Michael Frumovitz, MD, MPH, and Pamela Soliman, MD, MPH, practicing gynecologic oncologists at MD Anderson Cancer Center, presented an overview on how general gynecologists should approach an adnexal mass in the Saturday morning clinical seminar “The Pelvic Mass.”
They reviewed screening for ovarian cancer, how to work up an adnexal mass, when to triage a patient and what to do interoperatively if cancer is unexpectedly encountered.
Ovarian cancer is a rare occurrence—approximately 22,000 cases are presented in the US each year—making it difficult to study and screen. Not only is it rare, Dr. Soliman said, but ovaries are not easy to access.
“If you look at the age-specific incidence in patients that are pre-menopausal, the incidence is really one in 10,000, and even in post-menopausal, it’s really one in 2,500. That makes it really challenging to find a test that has enough precision to identify these patients but not have a high false positive rate. … That can make people freak out or get unnecessary testing or procedures,” Dr. Soliman said.
There is no “standard” screening test for asymptomatic, low-risk patients, and Dr. Soliman and Dr. Frumovitz said the only patient populations that should be recommended for ovarian cancer screening are patients with known germline mutations, BRCA for example, and women with family members who have had ovarian cancer or breast cancer.
Two common screening tests for high-risk patients include pelvic ultrasound and checking CA 125 levels. But CA 125 is elevated in only 50 percent of stage I ovarian cancers, and many other conditions can falsely elevate the levels, including endometriosis, liver disease and post abdominal surgery, Dr. Soliman said. Following a positive screening test, a diagnostic test is required.
The Prostate, Lung, Colorectal and Ovarian Cancer (PLCO) study revealed that screening with CA 125 and transvaginal ultrasound did not decrease ovarian cancer mortality, and false positive tests lead to an increase in complications compared to usual follow up. In fact, there are no studies that show screening for ovarian cancer improves survival, Frumovitz said.
Dr. Soliman said oral contraceptive pills, breastfeeding, and tubal ligation can reduce the risk of ovarian cancer.
When a patient comes into the office with an adnexal mass, Dr. Frumovitz said, it’s best to look at history and physical exams first and to avoid ovarian biopsies. One reason ovarian cancer is often found in late stages is because there aren’t any early symptoms.
“Unlike uterine cancer, where a post-menopausal women has some vaginal bleeding and knows that’s abnormal, there’s no good early symptom,” he said.
Dr. Frumovitz reviewed the indications for ovarian surgery for premenarchal girls and women at reproductive age. For premenarchal girls, any mass is abnormal. For women at reproductive age, those indications include simple cysts symptomatic of greater than 10 cm and thick septations. For post-menopausal women, this includes any complex cyst and any cyst with elevated CA 125.

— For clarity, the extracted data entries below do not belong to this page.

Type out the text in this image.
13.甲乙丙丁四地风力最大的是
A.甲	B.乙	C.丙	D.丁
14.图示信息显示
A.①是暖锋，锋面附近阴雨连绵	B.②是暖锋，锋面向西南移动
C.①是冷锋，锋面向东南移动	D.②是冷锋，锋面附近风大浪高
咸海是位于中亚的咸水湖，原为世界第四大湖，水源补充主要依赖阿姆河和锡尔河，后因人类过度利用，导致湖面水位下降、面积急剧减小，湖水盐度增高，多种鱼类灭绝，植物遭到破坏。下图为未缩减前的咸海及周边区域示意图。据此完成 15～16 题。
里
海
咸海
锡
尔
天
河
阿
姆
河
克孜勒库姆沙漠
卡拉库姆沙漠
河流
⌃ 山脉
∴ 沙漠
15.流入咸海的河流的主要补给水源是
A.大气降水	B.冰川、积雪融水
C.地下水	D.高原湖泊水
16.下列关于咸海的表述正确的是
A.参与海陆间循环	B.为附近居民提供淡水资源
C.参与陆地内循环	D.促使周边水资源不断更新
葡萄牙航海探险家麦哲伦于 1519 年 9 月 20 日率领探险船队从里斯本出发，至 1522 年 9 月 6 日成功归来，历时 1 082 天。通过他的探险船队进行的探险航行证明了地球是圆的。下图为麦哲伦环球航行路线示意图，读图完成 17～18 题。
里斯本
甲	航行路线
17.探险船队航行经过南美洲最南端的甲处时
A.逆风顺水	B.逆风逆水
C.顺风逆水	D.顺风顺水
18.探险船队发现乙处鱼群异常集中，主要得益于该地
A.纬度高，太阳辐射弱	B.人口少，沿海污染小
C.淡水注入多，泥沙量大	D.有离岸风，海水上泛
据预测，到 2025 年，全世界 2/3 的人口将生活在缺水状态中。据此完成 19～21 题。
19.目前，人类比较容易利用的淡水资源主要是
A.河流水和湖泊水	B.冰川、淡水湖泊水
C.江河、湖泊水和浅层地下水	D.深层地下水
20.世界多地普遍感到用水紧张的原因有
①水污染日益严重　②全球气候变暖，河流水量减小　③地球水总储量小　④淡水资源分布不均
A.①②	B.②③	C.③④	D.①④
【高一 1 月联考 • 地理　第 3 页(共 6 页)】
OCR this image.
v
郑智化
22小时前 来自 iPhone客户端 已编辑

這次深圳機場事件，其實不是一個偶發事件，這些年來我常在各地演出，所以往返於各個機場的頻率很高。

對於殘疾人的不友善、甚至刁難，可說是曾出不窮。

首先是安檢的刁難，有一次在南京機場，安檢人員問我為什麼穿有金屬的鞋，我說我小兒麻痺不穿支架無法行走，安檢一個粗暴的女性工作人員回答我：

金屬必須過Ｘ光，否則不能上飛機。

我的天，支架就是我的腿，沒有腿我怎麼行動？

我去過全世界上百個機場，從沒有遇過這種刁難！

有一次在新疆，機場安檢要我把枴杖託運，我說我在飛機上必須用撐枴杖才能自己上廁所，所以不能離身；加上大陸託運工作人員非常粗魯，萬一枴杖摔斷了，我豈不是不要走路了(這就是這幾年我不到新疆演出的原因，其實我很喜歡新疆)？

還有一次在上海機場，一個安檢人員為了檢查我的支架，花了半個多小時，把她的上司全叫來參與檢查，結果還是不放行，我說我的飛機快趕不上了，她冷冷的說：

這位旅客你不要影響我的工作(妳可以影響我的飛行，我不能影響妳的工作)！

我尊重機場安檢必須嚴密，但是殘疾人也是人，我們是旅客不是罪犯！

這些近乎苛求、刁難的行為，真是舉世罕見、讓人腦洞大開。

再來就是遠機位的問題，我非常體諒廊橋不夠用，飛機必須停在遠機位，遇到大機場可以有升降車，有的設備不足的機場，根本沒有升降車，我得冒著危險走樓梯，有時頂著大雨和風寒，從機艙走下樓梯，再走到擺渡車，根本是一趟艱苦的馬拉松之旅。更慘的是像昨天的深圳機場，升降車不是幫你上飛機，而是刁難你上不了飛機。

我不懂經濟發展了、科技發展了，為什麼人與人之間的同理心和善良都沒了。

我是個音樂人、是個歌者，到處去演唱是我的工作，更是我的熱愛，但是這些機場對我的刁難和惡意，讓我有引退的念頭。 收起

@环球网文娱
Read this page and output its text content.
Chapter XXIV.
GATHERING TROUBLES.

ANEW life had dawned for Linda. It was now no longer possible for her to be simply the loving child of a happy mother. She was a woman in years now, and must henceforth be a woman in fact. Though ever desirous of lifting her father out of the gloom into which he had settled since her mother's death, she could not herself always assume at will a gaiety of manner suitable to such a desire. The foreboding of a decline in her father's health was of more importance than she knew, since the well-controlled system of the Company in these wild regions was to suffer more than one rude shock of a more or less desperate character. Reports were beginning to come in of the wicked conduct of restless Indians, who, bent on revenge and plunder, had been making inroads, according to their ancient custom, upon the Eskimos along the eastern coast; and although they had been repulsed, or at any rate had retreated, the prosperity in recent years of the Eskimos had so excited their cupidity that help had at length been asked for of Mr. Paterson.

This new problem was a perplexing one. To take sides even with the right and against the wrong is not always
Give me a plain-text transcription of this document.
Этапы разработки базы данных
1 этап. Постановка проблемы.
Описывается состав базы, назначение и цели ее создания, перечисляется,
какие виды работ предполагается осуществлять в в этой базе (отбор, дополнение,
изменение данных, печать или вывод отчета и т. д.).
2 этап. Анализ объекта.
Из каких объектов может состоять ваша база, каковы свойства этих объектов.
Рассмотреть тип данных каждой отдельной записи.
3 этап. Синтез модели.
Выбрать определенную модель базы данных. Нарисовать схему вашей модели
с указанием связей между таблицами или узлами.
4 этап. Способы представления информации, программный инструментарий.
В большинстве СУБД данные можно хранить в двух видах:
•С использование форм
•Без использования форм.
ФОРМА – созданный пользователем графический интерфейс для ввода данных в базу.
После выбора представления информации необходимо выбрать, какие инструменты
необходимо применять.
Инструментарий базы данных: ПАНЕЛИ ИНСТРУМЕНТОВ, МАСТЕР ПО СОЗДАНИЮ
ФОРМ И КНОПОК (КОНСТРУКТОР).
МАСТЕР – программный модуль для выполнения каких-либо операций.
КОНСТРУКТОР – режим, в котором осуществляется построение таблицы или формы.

He also reviewed the SGO/ACOG referral to gynecologist oncologist criteria for women with adnexal masses. Those include for pre-menopausal women a CA 125 greater than 200 U/mL, ascites and first-degree family history of breast or ovarian cancer, and for post-menopausal women a CA 125 greater than 35 U/mL, ascites and first-degree family history of breast/ovarian cancer.
“If cancer is found during an operation, call a gynecologic oncologist, if available,” he said. “If it is obviously widespread ovarian cancer, do a biopsy and get out.”